PAINESVILLE, Ohio — While Lake County voters were casting their ballots during the May 4 Primary Election, Secretary of State Frank LaRose said, there was an attempt to hack into the county's election system.
"Someone was granted access into a government office in the county administration building, they plugged an unauthorized laptop into a government network and thought that they might be able to, through that, be able to access election information,” said LaRose.
What they got in the end, LaRose, said was nothing.
“This was a success story in that the attempted breach failed,” he said. “What they didn't realize evidently was first off that we have our guard up but they also evidently didn't realize that voting equipment, tabulating equipment, is never connected to the internet, so anything that touches a ballot is strictly air-gapped.”
The other reason they were unsuccessful was the result of cyber-security upgrades LaRose ordered for all boards of election after taking office two years ago.
“I put our boards of elections through the wringer in 2019; what we ordered was a cybersecurity directive — it was a 34-point checklist,” LaRose said, adding it has become a model for other states for security features like network segmentation.
“This meant that the Board of Elections is its own stand-alone separate network,” he said, that couldn’t be accessed through other county computer systems. These were protections Lake County already had in place.
As a result, the data that was collected on May 4 was just interoffice communication.
"Which effectively was a printer talking to a computer and the printer was saying 'I'm ready for you to send me a print job,'" he said.
But still, it was later displayed at an August gathering by My Pillow CEO Mike Lindell promoting false claims about the stealing of the 2020 election.
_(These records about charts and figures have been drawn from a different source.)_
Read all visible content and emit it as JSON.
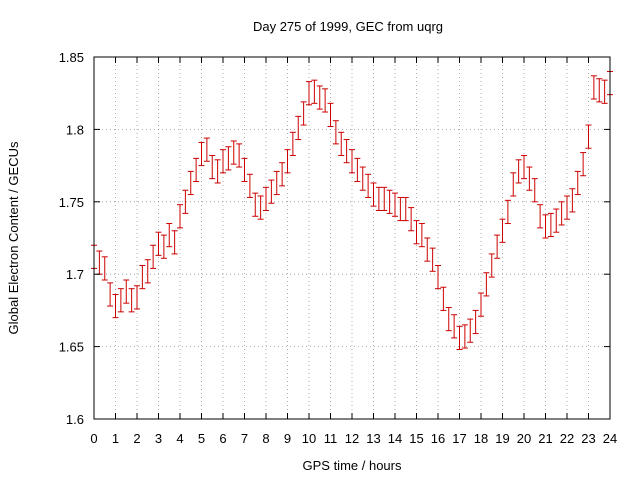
{
  "chart_data": {
    "type": "scatter",
    "title": "Day 275 of 1999, GEC from uqrg",
    "xlabel": "GPS time / hours",
    "ylabel": "Global Electron Content / GECUs",
    "xlim": [
      0,
      24
    ],
    "ylim": [
      1.6,
      1.85
    ],
    "xticks": [
      "0",
      "1",
      "2",
      "3",
      "4",
      "5",
      "6",
      "7",
      "8",
      "9",
      "10",
      "11",
      "12",
      "13",
      "14",
      "15",
      "16",
      "17",
      "18",
      "19",
      "20",
      "21",
      "22",
      "23",
      "24"
    ],
    "yticks": [
      "1.6",
      "1.65",
      "1.7",
      "1.75",
      "1.8",
      "1.85"
    ],
    "grid": true,
    "series_color": "#cc0000",
    "error_bar": 0.008,
    "series": [
      {
        "name": "GEC",
        "x": [
          0,
          0.25,
          0.5,
          0.75,
          1,
          1.25,
          1.5,
          1.75,
          2,
          2.25,
          2.5,
          2.75,
          3,
          3.25,
          3.5,
          3.75,
          4,
          4.25,
          4.5,
          4.75,
          5,
          5.25,
          5.5,
          5.75,
          6,
          6.25,
          6.5,
          6.75,
          7,
          7.25,
          7.5,
          7.75,
          8,
          8.25,
          8.5,
          8.75,
          9,
          9.25,
          9.5,
          9.75,
          10,
          10.25,
          10.5,
          10.75,
          11,
          11.25,
          11.5,
          11.75,
          12,
          12.25,
          12.5,
          12.75,
          13,
          13.25,
          13.5,
          13.75,
          14,
          14.25,
          14.5,
          14.75,
          15,
          15.25,
          15.5,
          15.75,
          16,
          16.25,
          16.5,
          16.75,
          17,
          17.25,
          17.5,
          17.75,
          18,
          18.25,
          18.5,
          18.75,
          19,
          19.25,
          19.5,
          19.75,
          20,
          20.25,
          20.5,
          20.75,
          21,
          21.25,
          21.5,
          21.75,
          22,
          22.25,
          22.5,
          22.75,
          23,
          23.25,
          23.5,
          23.75,
          24
        ],
        "values": [
          1.712,
          1.708,
          1.704,
          1.686,
          1.678,
          1.682,
          1.688,
          1.682,
          1.684,
          1.698,
          1.702,
          1.712,
          1.721,
          1.719,
          1.727,
          1.722,
          1.74,
          1.75,
          1.763,
          1.772,
          1.783,
          1.786,
          1.774,
          1.771,
          1.778,
          1.78,
          1.784,
          1.782,
          1.772,
          1.761,
          1.748,
          1.746,
          1.752,
          1.757,
          1.763,
          1.769,
          1.778,
          1.79,
          1.801,
          1.811,
          1.825,
          1.826,
          1.822,
          1.82,
          1.81,
          1.798,
          1.79,
          1.785,
          1.778,
          1.772,
          1.766,
          1.761,
          1.755,
          1.752,
          1.752,
          1.75,
          1.748,
          1.745,
          1.745,
          1.738,
          1.729,
          1.727,
          1.717,
          1.71,
          1.698,
          1.683,
          1.669,
          1.664,
          1.656,
          1.657,
          1.661,
          1.667,
          1.679,
          1.693,
          1.706,
          1.719,
          1.73,
          1.743,
          1.762,
          1.771,
          1.774,
          1.766,
          1.758,
          1.74,
          1.733,
          1.734,
          1.737,
          1.742,
          1.746,
          1.751,
          1.763,
          1.776,
          1.795,
          1.829,
          1.827,
          1.826,
          1.832
        ]
      }
    ]
  }
}
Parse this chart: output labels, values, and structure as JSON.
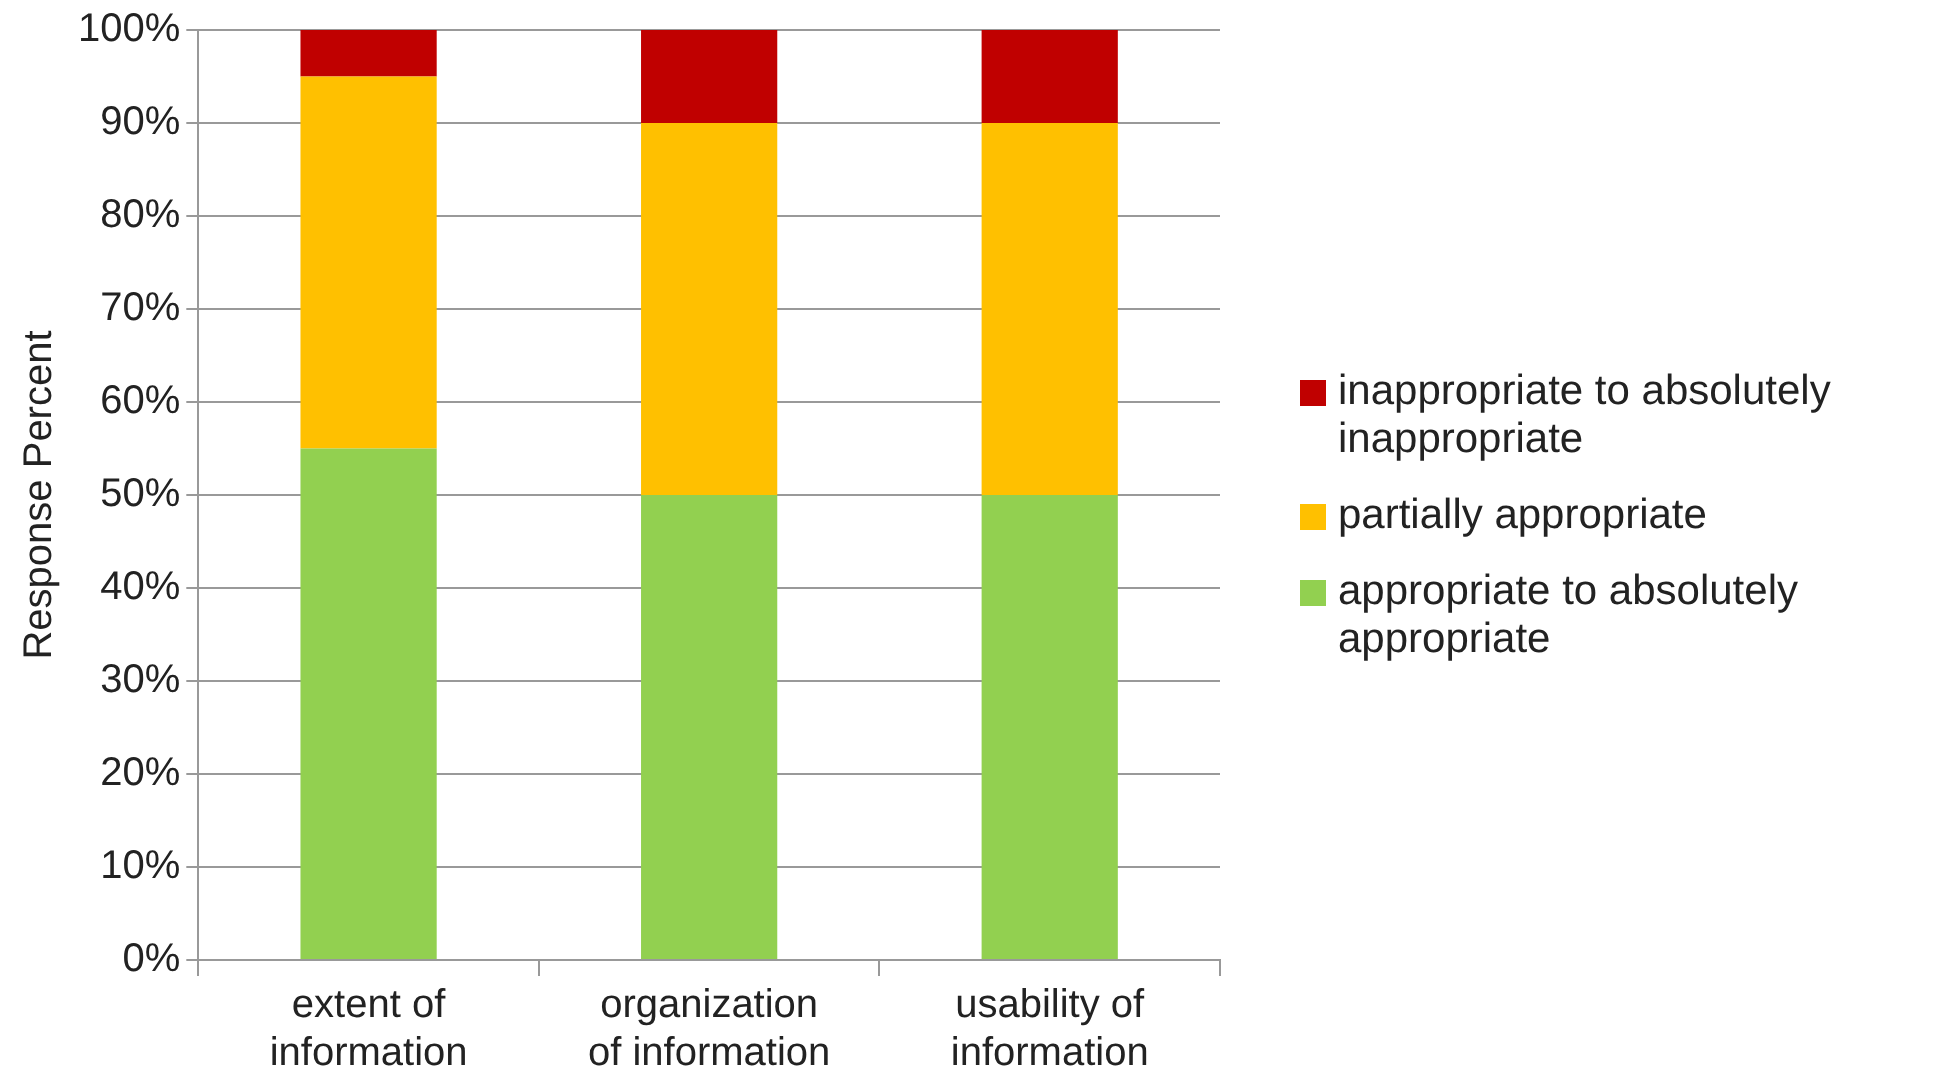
{
  "chart_data": {
    "type": "bar",
    "stacked": true,
    "ylabel": "Response Percent",
    "categories": [
      "extent of information",
      "organization of information",
      "usability of information"
    ],
    "series": [
      {
        "name": "appropriate to absolutely appropriate",
        "color": "#92d050",
        "values": [
          55,
          50,
          50
        ]
      },
      {
        "name": "partially appropriate",
        "color": "#ffc000",
        "values": [
          40,
          40,
          40
        ]
      },
      {
        "name": "inappropriate to absolutely inappropriate",
        "color": "#c00000",
        "values": [
          5,
          10,
          10
        ]
      }
    ],
    "ylim": [
      0,
      100
    ],
    "yticks": [
      {
        "value": 0,
        "label": "0%"
      },
      {
        "value": 10,
        "label": "10%"
      },
      {
        "value": 20,
        "label": "20%"
      },
      {
        "value": 30,
        "label": "30%"
      },
      {
        "value": 40,
        "label": "40%"
      },
      {
        "value": 50,
        "label": "50%"
      },
      {
        "value": 60,
        "label": "60%"
      },
      {
        "value": 70,
        "label": "70%"
      },
      {
        "value": 80,
        "label": "80%"
      },
      {
        "value": 90,
        "label": "90%"
      },
      {
        "value": 100,
        "label": "100%"
      }
    ],
    "grid": "y",
    "legend": "right"
  }
}
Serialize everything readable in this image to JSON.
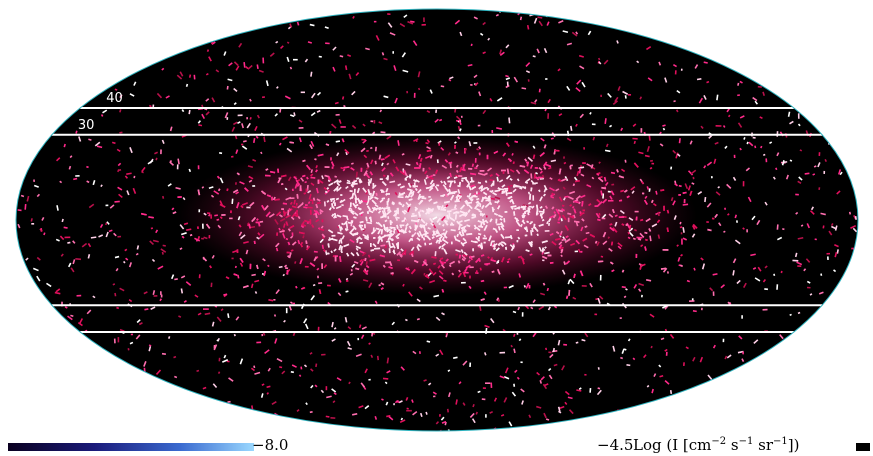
{
  "map": {
    "projection": "Mollweide all-sky",
    "colors": {
      "background": "#000000",
      "low": "#8a0a3a",
      "mid": "#ff2a8a",
      "high": "#ffe6f2",
      "outline": "#2fb4c0",
      "latitude_line": "#ffffff"
    },
    "latitude_lines_deg": [
      40,
      30,
      -30,
      -40
    ],
    "latitude_labels": [
      "40",
      "30"
    ]
  },
  "colorbar": {
    "min_label": "−8.0",
    "max_label": "−4.5",
    "unit_text": "Log (I [cm",
    "unit_exp1": "−2",
    "unit_mid1": " s",
    "unit_exp2": "−1",
    "unit_mid2": " sr",
    "unit_exp3": "−1",
    "unit_end": "])",
    "gradient_colors": [
      "#0a0020",
      "#1a1a7a",
      "#3a6ad0",
      "#9ad8ff"
    ]
  }
}
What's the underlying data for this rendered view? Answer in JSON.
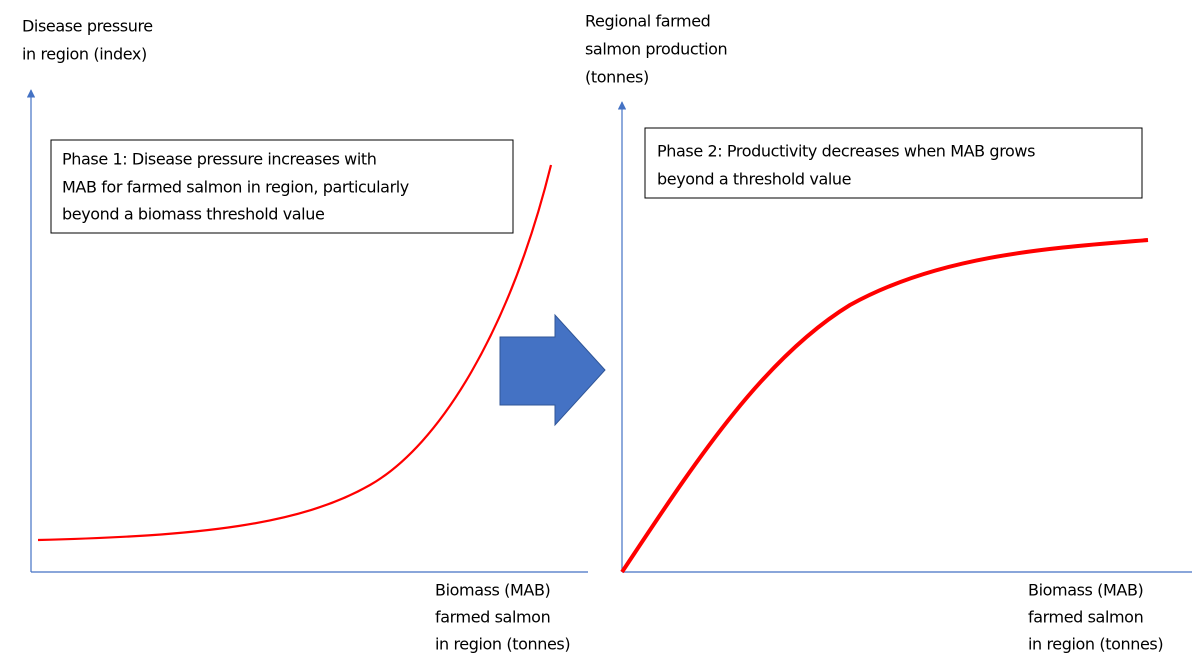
{
  "left_panel": {
    "y_axis_label": [
      "Disease pressure",
      "in region (index)"
    ],
    "x_axis_label": [
      "Biomass (MAB)",
      "farmed salmon",
      "in region (tonnes)"
    ],
    "annotation": [
      "Phase 1: Disease pressure increases with",
      "MAB for farmed salmon in region, particularly",
      "beyond a biomass threshold value"
    ]
  },
  "right_panel": {
    "y_axis_label": [
      "Regional farmed",
      "salmon production",
      "(tonnes)"
    ],
    "x_axis_label": [
      "Biomass (MAB)",
      "farmed salmon",
      "in region (tonnes)"
    ],
    "annotation": [
      "Phase 2: Productivity decreases when MAB grows",
      "beyond a threshold value"
    ]
  }
}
“When these individuals put up a bunch of code on the screen that would have looked like hieroglyphics to most of us, it was just a bunch of symbols and dashes and numbers and punctuation and then they claimed that was somehow proof that they had gained access to election data," LaRose said. “Well, that raised our attention because then they're claiming that they have information that shows a problem in Ohio. So we dug and we asked them to send us that information. We said if there was a crime that occurred in Ohio, we want to know about it. If there's a problem with Ohio's election integrity, of course we want to know about it and we want to research it."
That's when LaRose and his team launched a criminal investigation of their own.
“And so when we were able to access that information, what we saw is, again, that they did nothing of the sort. They weren't able to access the Board of Elections website, they were able to access the local network inside of this one particular administrative office, but that's of course when we launched the criminal investigation," LaRose said. “We’re continuing to work with the county prosecutor, with the Ohio Attorney Generals Bureau of Criminal Investigation, as well as with the FBI, because unauthorized access to a government network is a serious crime."
The Washington Post is reporting that the attempted breach occurred in the fifth-floor office of John Hammercheck, chair of the Lake County Commissioners. At Tuesday’s commissioner's meeting, Hammecheck denied the allegations and said he has yet to be contacted by law enforcement.
“While I haven’t been interviewed by any agency investigating, I think it’s vitally important to get the facts right and to report accurate information,” Hammercheck said.
When asked by a Painseville resident if there would be any actions taken against Hammercheck, fellow commissioner Ron Young said it's too early for that.
"I'm going to wait and see what the professionals have to say,” Young said, “and just go on working with and trusting this gentleman until they make that determination, and if it's a negative determination, at that point then we'll take action."